当院の白内障手術は日帰りで実施しており、入院の必要はございませんのでご安心ください。

Step5 手術後の検査

術後には再度ご来院いただき、目の回復状況を確認するための検査を行います。
通院の回数や間隔は患者様の状態により異なりますので、詳しいスケジュールは手術後にご説明いたします。
ご都合が合わない場合などは、お早めに当院までご連絡ください。

白内障手術の注意点

手術当日

ご来院後、まず眼圧の測定を行い、その後、点眼による麻酔を実施してから手術を始めます。
手術自体はおおよそ10〜25分で完了します。終了後は回復室にてしばらくお休みいただきます。
その後、術後の注意点や日常生活での過ごし方、今後の検診スケジュールについてご案内いたします。

手術翌日

手術後は目の清潔を保ち、洗顔は避けて安静にお過ごしください。また、処方された点眼薬は医師の指示に従って正しくご使用ください。
まれに眼内炎を起こすことがあり、その場合は急激に視力が落ちる可能性がありますので、見え方に異常を感じた際は、すぐに当院までご連絡ください。

術後3日間

術後3日間は、細菌感染を防ぐために慎重にお過ごしください。
洗顔や洗髪は避け、顔は濡らしたタオルでやさしく拭く程度にとどめ、目への刺激を最小限にしましょう。
もし細菌が眼内に入ると、強い痛みや充血を伴う感染症を引き起こし、急激な視力低下を招く恐れがあります。
手術の翌日からは、首から下の入浴は可能ですが、洗顔や目に水がかからないよう十分ご注意ください。

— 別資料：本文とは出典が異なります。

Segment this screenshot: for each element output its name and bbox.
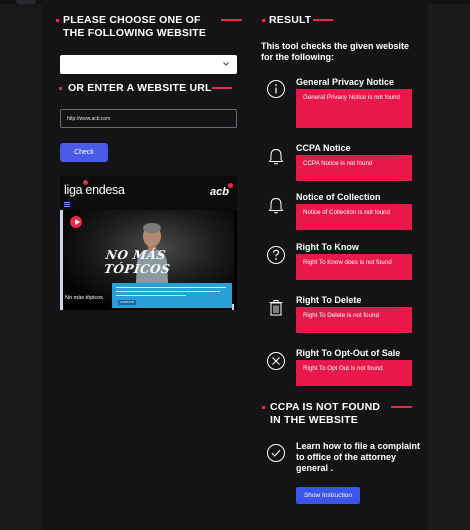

また、お顔全体のメイクやアイメイクは術後1週間はお控えください。
読書やテレビの視聴など、目を使う軽い活動は手術当日から可能ですが、眼帯を外さず、目に負担がかからない程度にしてください。

多焦点眼内レンズ

白内障の手術時に挿入するレンズには、単焦点眼内レンズと多焦点眼内レンズがあります。
単焦点眼内レンズは1箇所にピントが合い、多焦点眼内レンズでは2箇所以上にピントを合わせることができます。
単純に多焦点眼内レンズの方が単焦点眼内レンズより優れているというわけではなく、レンズの種類によって特性があり、メリット・デメリットがあります。

白内障手術後も快適な見え方を実現するためには、年齢やライフスタイなど様々な観点を考慮して選択する必要があります。

多焦点眼内レンズのメリット

  • ご自身の生活スタイルに合わせた見え方を選択できる
  • 同時に老眼や乱視の改善が期待できる
  • 遠くも近くも見ることができる

多焦点眼内レンズのデメリット

  • コントラス感度(見え方の質)の低下
  • ハロー・グレア現象を起こしやすい
    光の周辺に輪がかかって見えたり、夜間に急に強い光を見たときにまぶしい、光がぎらついて見えるなどの症状
  • 保険適応外なので、多焦点眼内レンズより高額になる

注意事項

  • 白内障以外に眼疾患がある場合は多焦点眼内レンズが適応とならないケースがあります。
    眼疾患があると、多焦点眼内レンズの機能・効果を十分に発揮できない可能性があります。
  • 多焦点眼内レンズはすべての距離にピントの合うレンズ、また若い頃のような見え方に戻るレンズではありません。前述した通り多焦点眼内レンズには様々な種類があり、それぞれでピントの距離が異なります。
    手術後も環境によっては、メガネによる矯正が必要となる場合があります。
  • 職業や生活上の関係から、一部の方は多焦点眼内レンズの適応について慎重に検討する必要があります。
  • 瞳孔径の小さい方はレンズの種類によっては適応が難しい場合があります。
  • その他、何らかの理由で医師が不適当であると判断した場合には適用できない場合があります。